Nothing was heard from General Harney, and in his absence no one
possessed instructions adequate to the emergency.
To understand the movements which followed, it is necessary to describe
briefly the topography of the country between Green River and the Great
Salt Lake. The entire interval, one hundred and fifty miles in breadth,
is filled with groups and chains of mountains, the direct route through
which to Salt Lake City lies along water-courses, following them through
canons so narrow that little science is necessary to render the natural
defences impregnable. In this respect, and in the general character of
the scenery, it bears much resemblance to the Tyrol. In the narrowest of
these gorges, Echo Canon, twenty-five miles in length, whose walls of
rock often approach within a stone's throw of each other, it became
known that the Mormons were erecting breastworks and digging ditches,
by means of which they expected to be able to submerge the road to the
depth of several feet, for miles.
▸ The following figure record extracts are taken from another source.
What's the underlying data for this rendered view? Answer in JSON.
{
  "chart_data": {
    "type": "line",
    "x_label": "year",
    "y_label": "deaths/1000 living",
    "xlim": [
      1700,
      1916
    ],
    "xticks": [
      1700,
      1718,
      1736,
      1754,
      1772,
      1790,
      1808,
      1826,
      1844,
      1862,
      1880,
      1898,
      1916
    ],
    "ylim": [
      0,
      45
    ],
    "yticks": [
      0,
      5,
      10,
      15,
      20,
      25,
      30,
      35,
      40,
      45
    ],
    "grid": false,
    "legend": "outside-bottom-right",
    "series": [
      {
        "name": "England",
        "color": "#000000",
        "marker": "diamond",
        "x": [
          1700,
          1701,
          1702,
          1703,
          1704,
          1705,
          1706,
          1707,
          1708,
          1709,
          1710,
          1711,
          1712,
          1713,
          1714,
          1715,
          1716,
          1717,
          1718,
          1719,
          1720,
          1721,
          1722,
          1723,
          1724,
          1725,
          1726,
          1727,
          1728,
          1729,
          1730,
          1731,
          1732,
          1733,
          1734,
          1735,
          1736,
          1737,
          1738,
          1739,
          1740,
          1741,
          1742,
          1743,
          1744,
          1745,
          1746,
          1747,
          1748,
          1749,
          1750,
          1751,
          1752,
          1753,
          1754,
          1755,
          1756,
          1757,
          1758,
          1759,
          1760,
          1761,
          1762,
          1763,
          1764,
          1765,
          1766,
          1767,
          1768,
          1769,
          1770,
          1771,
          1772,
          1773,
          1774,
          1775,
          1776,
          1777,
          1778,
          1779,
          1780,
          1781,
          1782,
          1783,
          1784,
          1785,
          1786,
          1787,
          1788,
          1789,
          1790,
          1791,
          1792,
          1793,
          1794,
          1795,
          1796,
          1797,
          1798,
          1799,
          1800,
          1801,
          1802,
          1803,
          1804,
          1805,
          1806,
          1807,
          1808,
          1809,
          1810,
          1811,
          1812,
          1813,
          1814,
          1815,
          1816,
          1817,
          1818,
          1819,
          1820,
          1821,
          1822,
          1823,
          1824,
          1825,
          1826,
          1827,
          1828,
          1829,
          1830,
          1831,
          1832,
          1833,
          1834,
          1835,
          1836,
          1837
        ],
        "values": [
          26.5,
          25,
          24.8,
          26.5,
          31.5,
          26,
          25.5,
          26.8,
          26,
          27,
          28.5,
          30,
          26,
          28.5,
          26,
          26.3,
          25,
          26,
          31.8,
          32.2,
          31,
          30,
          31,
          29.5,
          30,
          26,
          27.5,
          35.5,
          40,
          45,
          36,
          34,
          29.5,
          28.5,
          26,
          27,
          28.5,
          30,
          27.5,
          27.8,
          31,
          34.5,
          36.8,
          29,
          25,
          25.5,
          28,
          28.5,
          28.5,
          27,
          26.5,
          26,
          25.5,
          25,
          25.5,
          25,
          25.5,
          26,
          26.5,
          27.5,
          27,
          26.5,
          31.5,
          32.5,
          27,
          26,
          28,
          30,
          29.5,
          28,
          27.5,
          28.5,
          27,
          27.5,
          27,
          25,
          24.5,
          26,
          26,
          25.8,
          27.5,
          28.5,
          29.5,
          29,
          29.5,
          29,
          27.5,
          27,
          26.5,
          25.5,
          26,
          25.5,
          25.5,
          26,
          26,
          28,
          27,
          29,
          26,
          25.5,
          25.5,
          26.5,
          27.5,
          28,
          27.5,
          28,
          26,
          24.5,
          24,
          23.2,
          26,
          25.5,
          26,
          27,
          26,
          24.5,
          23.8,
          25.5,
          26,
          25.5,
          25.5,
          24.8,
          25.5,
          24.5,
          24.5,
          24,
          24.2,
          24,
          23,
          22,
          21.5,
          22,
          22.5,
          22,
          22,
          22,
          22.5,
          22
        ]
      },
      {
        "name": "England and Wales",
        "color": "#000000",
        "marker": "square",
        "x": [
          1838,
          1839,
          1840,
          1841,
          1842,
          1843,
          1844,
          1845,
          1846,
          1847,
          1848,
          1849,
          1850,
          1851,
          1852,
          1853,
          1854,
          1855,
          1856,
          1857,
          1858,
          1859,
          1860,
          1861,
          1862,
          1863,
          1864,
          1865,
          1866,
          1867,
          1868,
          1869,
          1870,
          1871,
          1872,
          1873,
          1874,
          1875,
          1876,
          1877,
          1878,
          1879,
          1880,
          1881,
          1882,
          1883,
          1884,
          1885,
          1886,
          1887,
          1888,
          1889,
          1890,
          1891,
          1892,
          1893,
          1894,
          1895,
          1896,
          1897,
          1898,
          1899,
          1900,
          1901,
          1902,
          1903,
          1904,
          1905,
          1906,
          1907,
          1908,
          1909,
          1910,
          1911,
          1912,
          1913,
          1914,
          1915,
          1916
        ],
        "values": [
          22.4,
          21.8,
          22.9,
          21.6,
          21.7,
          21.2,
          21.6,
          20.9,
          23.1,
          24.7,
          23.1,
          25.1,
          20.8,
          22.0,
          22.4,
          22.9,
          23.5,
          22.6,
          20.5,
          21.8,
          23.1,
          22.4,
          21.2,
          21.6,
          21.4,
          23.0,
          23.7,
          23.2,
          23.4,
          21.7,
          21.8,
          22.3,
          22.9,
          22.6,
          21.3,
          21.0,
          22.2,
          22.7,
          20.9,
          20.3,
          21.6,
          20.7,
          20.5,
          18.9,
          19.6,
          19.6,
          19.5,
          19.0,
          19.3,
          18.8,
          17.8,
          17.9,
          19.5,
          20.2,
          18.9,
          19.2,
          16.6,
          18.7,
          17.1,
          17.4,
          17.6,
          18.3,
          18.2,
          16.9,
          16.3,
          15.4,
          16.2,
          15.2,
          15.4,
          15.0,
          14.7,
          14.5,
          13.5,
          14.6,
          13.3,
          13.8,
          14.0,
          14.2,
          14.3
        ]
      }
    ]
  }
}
The only known mode of avoiding a
passage through this gorge was by a circuitous route, following the
eastern slope of the rim of the Great Basin northward, more than a
hundred miles, to Soda Springs, at the northern bend of Bear River, the
principal tributary of the Salt Lake,--then crossing the rim along the
course of the river, and pursuing its valley southward, and that of the
Roseaux or Malade, into Salt Lake Valley.